Consider the volume of complaints and grievances at all levels from different sectors of the population. At the family level, the death of one celebrity resulted in his children and their stepmother fighting for the will. Recently, three brothers from a big family business listed on the stock market fought for shares and authority in their business. In the property sector, the announcement of an annual supply of 85,000 units was bad timing as it coincided with the fall of the property market. Property holders grumbled as the property price plummeted, while property developers could not sell as there was market overlap between government supplies in the form of the home ownership scheme and private supplies in similar size properties. The bankruptcy rate jumped, though it was argued that the mild penalty from bankruptcy would have been exploited so as to get rid of debts in a short period of time.

Environmentalists complained and recommended no further developments, including the lowering of tall buildings, using less energy, reducing the amount of garbage and so on, despite the city being a business and tourist center, where even the Disneyland and fast food restaurants would have generated much garbage on a daily basis. It has turned into environmental protectionism that might have reduced development potential in Hong Kong. Much of the business sector is still talking about investment on the Chinese mainland, knowing that investment in Hong Kong is drying out. Recently, one vocal business person even complained openly that our financial secretary has not been doing his part. On the contrary, the labor sector has successfully fought for the minimum wage, and it is yet to see if it hurts Hong Kong's competitiveness if wages are not paid according to productivity.

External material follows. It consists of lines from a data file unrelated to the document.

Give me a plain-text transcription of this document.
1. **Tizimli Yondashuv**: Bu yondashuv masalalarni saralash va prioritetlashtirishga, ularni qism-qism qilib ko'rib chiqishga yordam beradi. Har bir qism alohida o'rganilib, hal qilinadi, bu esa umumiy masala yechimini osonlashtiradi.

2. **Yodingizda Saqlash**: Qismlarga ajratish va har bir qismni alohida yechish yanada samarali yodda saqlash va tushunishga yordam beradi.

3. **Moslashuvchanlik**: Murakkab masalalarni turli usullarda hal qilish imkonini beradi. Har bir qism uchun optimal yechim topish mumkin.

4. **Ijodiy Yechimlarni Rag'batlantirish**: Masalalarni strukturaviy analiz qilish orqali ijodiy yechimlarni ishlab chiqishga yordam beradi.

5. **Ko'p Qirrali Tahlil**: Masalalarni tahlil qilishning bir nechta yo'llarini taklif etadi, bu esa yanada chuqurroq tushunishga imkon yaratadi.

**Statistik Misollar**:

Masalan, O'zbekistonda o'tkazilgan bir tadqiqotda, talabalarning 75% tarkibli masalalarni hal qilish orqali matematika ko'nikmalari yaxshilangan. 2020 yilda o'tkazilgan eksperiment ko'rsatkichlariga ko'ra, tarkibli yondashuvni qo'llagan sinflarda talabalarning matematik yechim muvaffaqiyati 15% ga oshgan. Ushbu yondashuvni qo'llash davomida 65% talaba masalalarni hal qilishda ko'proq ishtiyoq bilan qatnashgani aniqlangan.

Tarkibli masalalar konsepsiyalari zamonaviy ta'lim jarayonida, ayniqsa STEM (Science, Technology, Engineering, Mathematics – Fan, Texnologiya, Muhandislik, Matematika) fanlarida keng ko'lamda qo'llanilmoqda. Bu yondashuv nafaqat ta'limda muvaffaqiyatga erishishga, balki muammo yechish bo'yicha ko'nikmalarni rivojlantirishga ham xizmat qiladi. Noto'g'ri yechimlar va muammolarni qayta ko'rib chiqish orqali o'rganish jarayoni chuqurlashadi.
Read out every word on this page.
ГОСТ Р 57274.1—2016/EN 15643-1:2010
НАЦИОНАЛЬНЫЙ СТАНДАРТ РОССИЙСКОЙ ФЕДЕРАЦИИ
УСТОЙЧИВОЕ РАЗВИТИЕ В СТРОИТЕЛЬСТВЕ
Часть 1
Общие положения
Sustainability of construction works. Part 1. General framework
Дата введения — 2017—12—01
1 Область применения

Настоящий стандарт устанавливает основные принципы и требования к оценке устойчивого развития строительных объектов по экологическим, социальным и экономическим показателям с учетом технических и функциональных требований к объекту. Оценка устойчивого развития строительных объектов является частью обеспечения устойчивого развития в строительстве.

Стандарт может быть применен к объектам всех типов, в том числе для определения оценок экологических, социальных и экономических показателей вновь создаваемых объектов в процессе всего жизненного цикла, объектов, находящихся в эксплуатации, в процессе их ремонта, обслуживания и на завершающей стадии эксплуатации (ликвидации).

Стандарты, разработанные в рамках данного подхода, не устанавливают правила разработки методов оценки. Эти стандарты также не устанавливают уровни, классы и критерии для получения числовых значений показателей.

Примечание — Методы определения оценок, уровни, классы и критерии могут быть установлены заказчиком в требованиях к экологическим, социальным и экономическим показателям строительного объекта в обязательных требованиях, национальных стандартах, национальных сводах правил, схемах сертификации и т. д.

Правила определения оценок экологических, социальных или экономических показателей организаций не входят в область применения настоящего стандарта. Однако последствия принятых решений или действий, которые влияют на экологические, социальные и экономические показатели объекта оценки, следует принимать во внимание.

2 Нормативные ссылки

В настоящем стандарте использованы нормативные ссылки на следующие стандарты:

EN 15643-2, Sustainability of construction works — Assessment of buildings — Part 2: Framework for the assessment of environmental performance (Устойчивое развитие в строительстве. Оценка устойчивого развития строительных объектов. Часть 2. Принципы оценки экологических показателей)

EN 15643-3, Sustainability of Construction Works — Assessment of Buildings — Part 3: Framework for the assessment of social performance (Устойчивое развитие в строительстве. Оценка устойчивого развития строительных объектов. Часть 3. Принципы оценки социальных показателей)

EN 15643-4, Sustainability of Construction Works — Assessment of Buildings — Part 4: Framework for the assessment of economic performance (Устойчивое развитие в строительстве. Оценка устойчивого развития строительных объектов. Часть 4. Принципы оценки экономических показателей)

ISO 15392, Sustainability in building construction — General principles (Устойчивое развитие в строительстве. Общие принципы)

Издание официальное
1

As a result of economic hardship, government policies have become oriented to solve short-term ills, rather than a long-term strategic path for the economy. It has become popular to talk about economic integration with the mainland economy, but the difference in economic systems will need time to merge. Welfare expenditure keeps rising, and its advocates still complain of a lack of welfare expenditure and subsidies. If nothing more long-term is done, the Hong Kong economy is turning from an external-oriented to an internal-oriented economy, whereby our physical export is falling, as industrially we become a vacuum, and depend narrowly on the property and financial sectors only. And when our fiscal surplus has been dried out by greater government expenditure, Hong Kong could soon become a "dependent" economy.

There have certainly been many debates and demonstrations on the political front. Instead of consolidating the Hong Kong system, governance in Hong Kong has often been personality-driven and cases of cronyism have been identified. The "One Country, Two Systems" framework is meant to promote, preserve and consolidate Hong Kong's capitalist system, yet different leaders may interpret the concept differently.